Explicar o treino como veículo para a performance de elite quando ela realmente interessa é um passo para que todos os intervenientes falem a mesma linguagem e comunguem dos mesmos princípios. Pode evitar os maus hábitos comportamentais dos adultos nas bancadas em jogos de formação e que se ponha um grupo de 30 miúdos a rematar à baliza, um a um, porque se falhou um golo de baliza aberta no domingo passado e é preciso treinar a finalização.
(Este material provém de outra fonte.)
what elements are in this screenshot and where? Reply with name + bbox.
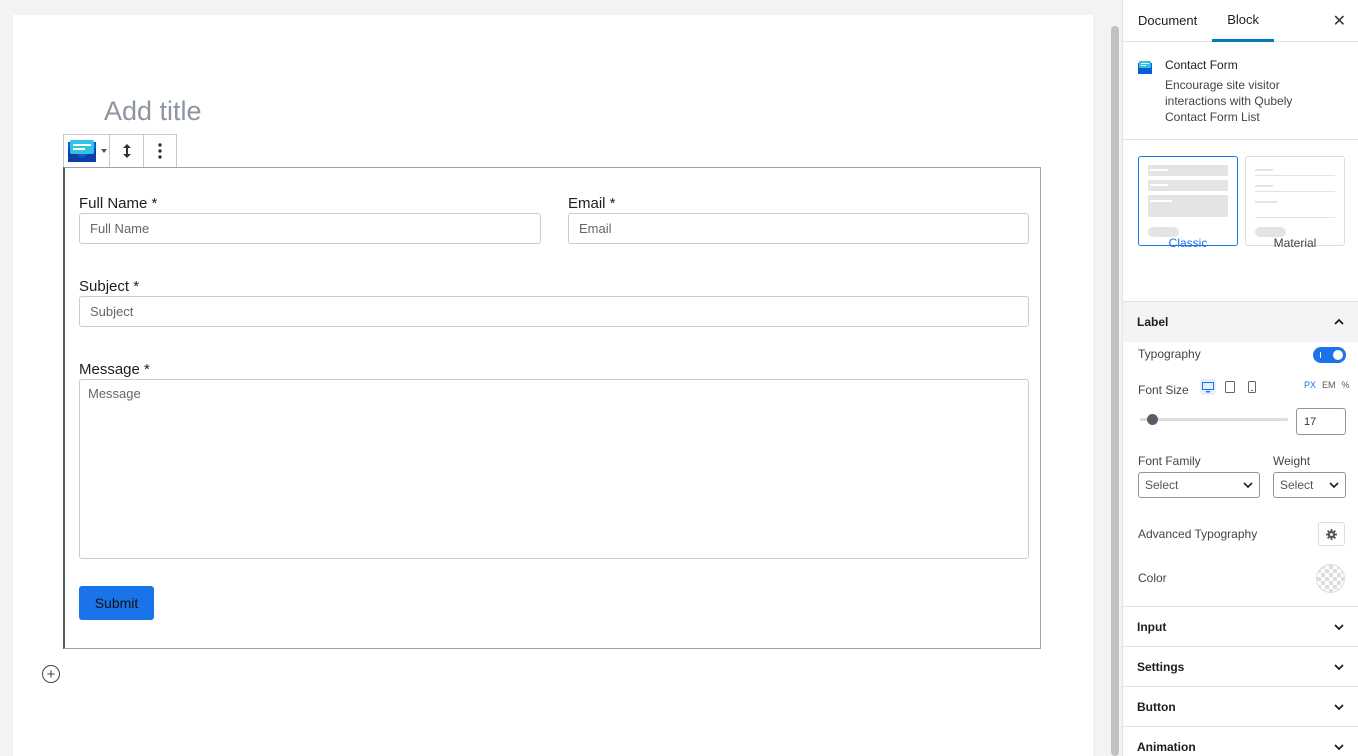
panel-animation-title: Animation [1137,739,1196,754]
move-block-button[interactable] [110,135,144,167]
chevron-down-icon [1334,743,1344,750]
font-family-select-value: Select [1145,478,1179,492]
plus-icon: + [46,665,56,683]
style-selector: Classic Material [1123,140,1358,302]
settings-sidebar: Document Block ✕ Contact Form Encourage … [1122,0,1358,756]
add-block-button[interactable]: + [42,665,60,683]
submit-button[interactable]: Submit [79,586,154,620]
mobile-icon[interactable] [1244,379,1260,395]
advanced-typography-button[interactable] [1318,522,1345,546]
unit-percent[interactable]: % [1342,380,1350,390]
full-name-label: Full Name * [79,195,158,212]
panel-button-title: Button [1137,699,1176,714]
unit-px[interactable]: PX [1304,380,1316,390]
panel-button-header[interactable]: Button [1123,687,1358,727]
chevron-down-icon [1329,482,1339,488]
subject-input[interactable]: Subject [79,296,1029,327]
color-label: Color [1138,571,1167,585]
chevron-down-icon [1334,623,1344,630]
sidebar-tabs: Document Block ✕ [1123,0,1358,42]
message-textarea[interactable]: Message [79,379,1029,559]
block-card: Contact Form Encourage site visitor inte… [1123,42,1358,140]
style-option-classic[interactable] [1138,156,1238,246]
panel-settings-header[interactable]: Settings [1123,647,1358,687]
color-picker-swatch[interactable] [1316,564,1345,593]
editor-scrollbar-thumb[interactable] [1111,26,1119,756]
weight-select[interactable]: Select [1273,472,1346,498]
more-options-button[interactable] [144,135,176,167]
tablet-icon[interactable] [1222,379,1238,395]
panel-input-header[interactable]: Input [1123,607,1358,647]
font-family-label: Font Family [1138,454,1201,468]
chevron-down-icon [1334,703,1344,710]
up-down-arrow-icon [122,144,131,158]
chevron-up-icon [1334,318,1344,325]
panel-animation-header[interactable]: Animation [1123,727,1358,756]
chevron-down-icon [101,149,107,153]
block-card-title: Contact Form [1165,58,1238,72]
tab-document[interactable]: Document [1123,0,1212,42]
contact-form-icon [1138,61,1152,74]
typography-toggle[interactable] [1313,347,1346,363]
block-card-description: Encourage site visitor interactions with… [1165,78,1293,124]
tab-block[interactable]: Block [1212,0,1275,42]
chevron-down-icon [1334,663,1344,670]
post-title-input[interactable]: Add title [104,96,202,127]
material-style-preview [1255,169,1335,237]
panel-input-title: Input [1137,619,1167,634]
font-size-slider-handle[interactable] [1147,414,1158,425]
vertical-ellipsis-icon [158,143,162,159]
style-option-material[interactable] [1245,156,1345,246]
weight-select-value: Select [1280,478,1314,492]
panel-label-title: Label [1137,315,1169,329]
chevron-down-icon [1243,482,1253,488]
weight-label: Weight [1273,454,1311,468]
block-type-switcher[interactable] [64,135,110,167]
close-icon[interactable]: ✕ [1333,11,1346,31]
email-input[interactable]: Email [568,213,1029,244]
block-toolbar [63,134,177,168]
gear-icon [1326,528,1337,540]
device-switcher [1200,379,1260,395]
desktop-icon[interactable] [1200,379,1216,395]
advanced-typography-label: Advanced Typography [1138,527,1258,541]
unit-em[interactable]: EM [1322,380,1336,390]
font-size-input[interactable]: 17 [1296,408,1346,435]
panel-settings-title: Settings [1137,659,1185,674]
panel-label-body: Typography Font Size PX EM % 17 Font Fam… [1123,342,1358,607]
message-label: Message * [79,361,150,378]
panel-label-header[interactable]: Label [1123,302,1358,342]
font-family-select[interactable]: Select [1138,472,1260,498]
full-name-input[interactable]: Full Name [79,213,541,244]
style-label-material[interactable]: Material [1245,236,1345,250]
unit-switcher: PX EM % [1304,380,1350,390]
font-size-label: Font Size [1138,383,1189,397]
font-size-slider-track[interactable] [1140,418,1288,421]
contact-form-icon [68,140,96,162]
email-label: Email * [568,195,616,212]
style-label-classic[interactable]: Classic [1138,236,1238,250]
typography-label: Typography [1138,347,1201,361]
classic-style-preview [1148,165,1228,237]
subject-label: Subject * [79,278,140,295]
contact-form-block[interactable]: Full Name * Full Name Email * Email Subj… [63,167,1041,649]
Há formas mais proveitosas e divertidas de por um miúdo a jogar à bola durante a semana.

6 Comentários

  1. Excelente artigo.

    Ainda há muita coisa para evoluir/mudar em Portugal (falo Portugal porque não sei como é a realidade nos outros países), desde mentalidade, metodologia e até modelos competitivos.
    Um modelo competitivo adequado às idades pode ser um bom impulsionador de uma mudança de mentalidade.

  2. Artigo espectacular.
    Como já partilhei neste blog, sou treinador de formação de sub-9 mas sem grande formação teórica (de faculdade) na área, sou um pouco auto-didata e gosto imenso de seguir os vossos conteúdos que dizem respeito à formação.
    Já estava alerta para estas diferentes janelas de oportunidade que vão surgindo ao longo dos anos de formação.
    Poderiam ser mais específicos sobre que aspectos (técnicos, físicos e psicológicos) devem ser trabalhados em cada idade?
    Obrigado pelo vosso contributo e grande impacto no meu trabalho.